Paddy Kingsland's music is more accessible and straight-ahead – sometimes, it's a nuisance, particularly in Frontios, which just re-hashes the same old cues over and over to the point where my facial expression resembled Brazen's grumpy scowl. But there are some strong moments for Kingsland, whether it's the mournful score for Logopolis or the rock-driven backdrop to Mawdryn Undead.
The mid to late 1980s are also variable. Richard Hartley's sole contribution for Mindwarp is a belter, and one of the factors in making this tale such a clammy, claustrophobic one. The synthesised, doomy score pins down that feeling of dread and amplifies it, particularly in the climatic scenes of Peri's not-quite death.
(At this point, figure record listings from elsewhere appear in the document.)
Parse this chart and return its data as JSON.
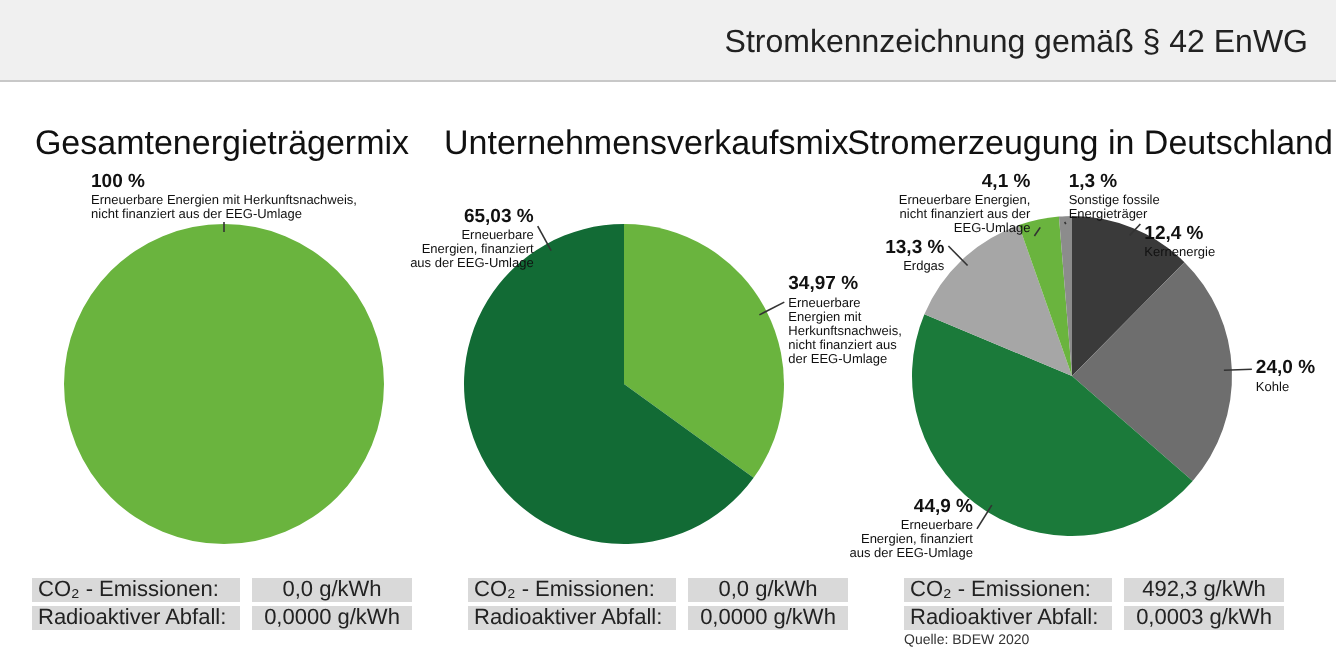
{
  "chart_data": [
    {
      "type": "pie",
      "title": "Gesamtenergieträgermix",
      "legend": false,
      "categories": [
        "Erneuerbare Energien mit Herkunftsnachweis, nicht finanziert aus der EEG-Umlage"
      ],
      "values": [
        100
      ],
      "colors": [
        "#6ab43e"
      ],
      "value_labels": [
        "100 %"
      ],
      "annotations": [
        "CO₂ - Emissionen:",
        "0,0 g/kWh",
        "Radioaktiver Abfall:",
        "0,0000 g/kWh",
        "Stromkennzeichnung gemäß § 42 EnWG"
      ]
    },
    {
      "type": "pie",
      "title": "Unternehmensverkaufsmix",
      "legend": false,
      "categories": [
        "Erneuerbare Energien mit Herkunftsnachweis, nicht finanziert aus der EEG-Umlage",
        "Erneuerbare Energien, finanziert aus der EEG-Umlage"
      ],
      "values": [
        34.97,
        65.03
      ],
      "colors": [
        "#6ab43e",
        "#126b35"
      ],
      "value_labels": [
        "34,97 %",
        "65,03 %"
      ],
      "annotations": [
        "CO₂ - Emissionen:",
        "0,0 g/kWh",
        "Radioaktiver Abfall:",
        "0,0000 g/kWh"
      ]
    },
    {
      "type": "pie",
      "title": "Stromerzeugung in Deutschland",
      "legend": false,
      "categories": [
        "Kernenergie",
        "Kohle",
        "Erneuerbare Energien, finanziert aus der EEG-Umlage",
        "Erdgas",
        "Erneuerbare Energien, nicht finanziert aus der EEG-Umlage",
        "Sonstige fossile Energieträger"
      ],
      "values": [
        12.4,
        24.0,
        44.9,
        13.3,
        4.1,
        1.3
      ],
      "colors": [
        "#3a3a3a",
        "#6e6e6e",
        "#1b7a3a",
        "#a6a6a6",
        "#6ab43e",
        "#8c8c8c"
      ],
      "value_labels": [
        "12,4 %",
        "24,0 %",
        "44,9 %",
        "13,3 %",
        "4,1 %",
        "1,3 %"
      ],
      "annotations": [
        "CO₂ - Emissionen:",
        "492,3 g/kWh",
        "Radioaktiver Abfall:",
        "0,0003 g/kWh",
        "Quelle: BDEW 2020"
      ]
    }
  ]
}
Dominic Glynn contributes a fine score for Survival, and it actually sounds quite listenable in its own right with trendy guitar workouts and sinister screeching noises for the Cat people.
Mark Ayres is probably the most successful of the lot, producing some dramatic and well thought out cues, whether it's the strident army marches and Gothic Omen-esque horrors in The Curse Of Fenric, the dense, rich, orchestral-sounding score for Ghost Light (amazing what you can do on a synth) or the brightly creepy backdrop to The Greatest Show In The Galaxy.
Keff McCulloch's scores are also notable, but maybe for the wrong reasons. While generally tuneful, they are somehow in the wrong context. I mentioned the trends of the time echoing what went on in Doctor Who, and again, this is the case for the late 1980s. The McCulloch scores are more rooted in pop, and at times sound like the Stock Aitken And Waterman domination of the pop charts between 1987 and 1989. Not only that, but we get a few housey drum fills as well – that sequence in Remembrance Of The Daleks, when The Doctor and Ace are hiding in a makeshift hut. It sounds like someone's dug out copies of House Arrest by Krush or Rok Da House by The Beatmasters to see which one has the loudest drum sound. Battlefield ain't much better with silly cues that alternate between sounding like Pet Shop Boys B-sides and gameshow theme songs. Still, at least Keff's Delta And The Bannermen rockabilly score is a hidden gem – dig those sounds of the '50s.
So that leaves us with Murray Gold, who brings new meaning to the word prolific. Having scored all of the 21st century Doctor Who stories to date, Gold has certainly made his mark on the revival, although he won't be composing for the next series.
So John, here's your biggest challenge – find the positives instead of babbling on about Murray's Pompous Choir, the volume turned up to eleven and the wall-to-wall histrionics.
OK, well, actually, a good number of Gold's scores work brilliantly. Random good scores: The eerie vocal workouts and the twinkly effects of Planet Of The Ood. The lovely remembrance of all things '20s in The Unicorn And The Wasp. The off-kilter brilliance of Silence In The Library/Forest Of The Dead. The music box jewels of The Girl In The Fireplace. The terrifying Master theme. The baroque eeriness of Heaven Sent. And that music cue which still ranks as one of my favourites in Doctor Who, which is repeated on a number of occasions (when Donna walks down the road remembering her adventures in The Sontaran Stratagem or when Martha prepares to say goodbye to The Doctor in Last Of The Time Lords). Does anyone know the name of this piece?
Incidental music, when it's done right, is a vital piece of the jigsaw. It needs to be used enough to create an impression – too little, and there's limited effect: too much and it swamps the action. Inappropriate music doesn't help, whether it's Murray's Pompous Choir or Carey Blyton making the Daleks look like laughing stocks, or dated keyboard sounds.
But in its element, a good incidental score can make you scared, make you happy, make you laugh or even make you cry. And isn't that what music's all about?